Prendiamo una dieta da 2000 kcal, e confrontiamo due modelli alimentari:
la classica dieta mediterranea e una dieta che chiameremo "equilibrata".
Secondo la dieta mediterranea, il nostro soggetto dovrebbe assumere:
300 grammi di carboidrati (pari al 60% di 2000 kcal);
75 grammi di proteine (pari al 15% di 2000 kcal);
56 grammi di grassi (pari al 25% di 2000 kcal);
Secondo la dieta equilibrata, invece, si ha:
250 grammi di carboidrati (pari al 50% di 2000 kcal);
75 grammi di proteine (pari al 15% di 2000 kcal);
78 grammi di grassi (pari al 35% di 2000 kcal);
Nella dieta equilibrata, in definitiva, si devono assumere più
grassi e meno carboidrati fermo restando tutti gli altri vincoli
della dieta mediterranea.
A questo punto è interessante valutare le implicazioni
di tali differenze nella scelta degli alimenti. Si potrebbe
pensare che siccome i grassi hanno un potere calorico più
che doppio rispetto ai carboidrati, questa dieta sia più
difficile da seguire nei confronti dello stimolo della fame: in
pratica si potrebbe concludere che siccome tot grammi di grassi
apportano le stesse calorie fornite da una quantità doppia
di carboidrati, la dieta mediterranea porti a mangiare una quantità
di cibo maggiore rispetto all'altra dieta.

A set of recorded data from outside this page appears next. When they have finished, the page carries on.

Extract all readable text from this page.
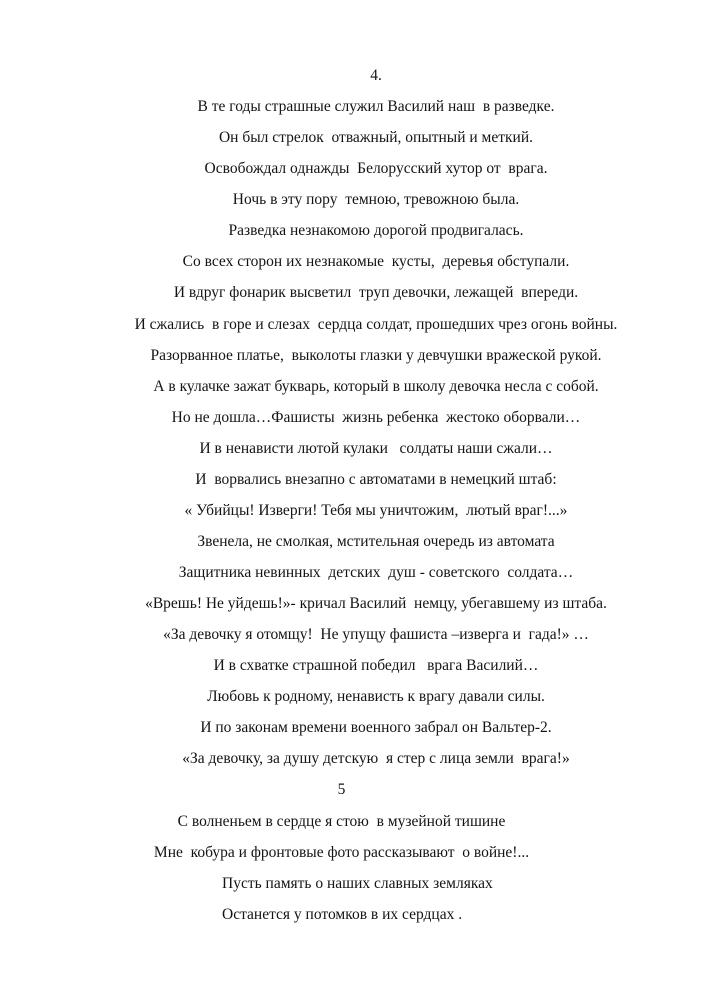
4.

В те годы страшные служил Василий наш  в разведке.

Он был стрелок  отважный, опытный и меткий.

Освобождал однажды  Белорусский хутор от  врага.

Ночь в эту пору  темною, тревожною была.

Разведка незнакомою дорогой продвигалась.

Со всех сторон их незнакомые  кусты,  деревья обступали.

И вдруг фонарик высветил  труп девочки, лежащей  впереди.

И сжались  в горе и слезах  сердца солдат, прошедших чрез огонь войны.

Разорванное платье,  выколоты глазки у девчушки вражеской рукой.

А в кулачке зажат букварь, который в школу девочка несла с собой.

Но не дошла…Фашисты  жизнь ребенка  жестоко оборвали…

И в ненависти лютой кулаки   солдаты наши сжали…

И  ворвались внезапно с автоматами в немецкий штаб:

« Убийцы! Изверги! Тебя мы уничтожим,  лютый враг!...»

Звенела, не смолкая, мстительная очередь из автомата

Защитника невинных  детских  душ - советского  солдата…

«Врешь! Не уйдешь!»- кричал Василий  немцу, убегавшему из штаба.

«За девочку я отомщу!  Не упущу фашиста –изверга и  гада!» …

И в схватке страшной победил   врага Василий…

Любовь к родному, ненависть к врагу давали силы.

И по законам времени военного забрал он Вальтер-2.

«За девочку, за душу детскую  я стер с лица земли  врага!»

5

С волненьем в сердце я стою  в музейной тишине

Мне  кобура и фронтовые фото рассказывают  о войне!...

Пусть память о наших славных земляках

Останется у потомков в их сердцах .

In realtà, se si scelgono le fonti giuste di carboidrati,
è vero l'opposto.
Procediamo per gradi: dividiamo i fabbisogni delle due diete per
quattro, supponendo che il soggetto mangi 5 volte al giorno (tre
pasti e due spuntini), e considerando che l'apporto calorico dei
due spuntini sia pari alla metà rispetto a un pasto principale.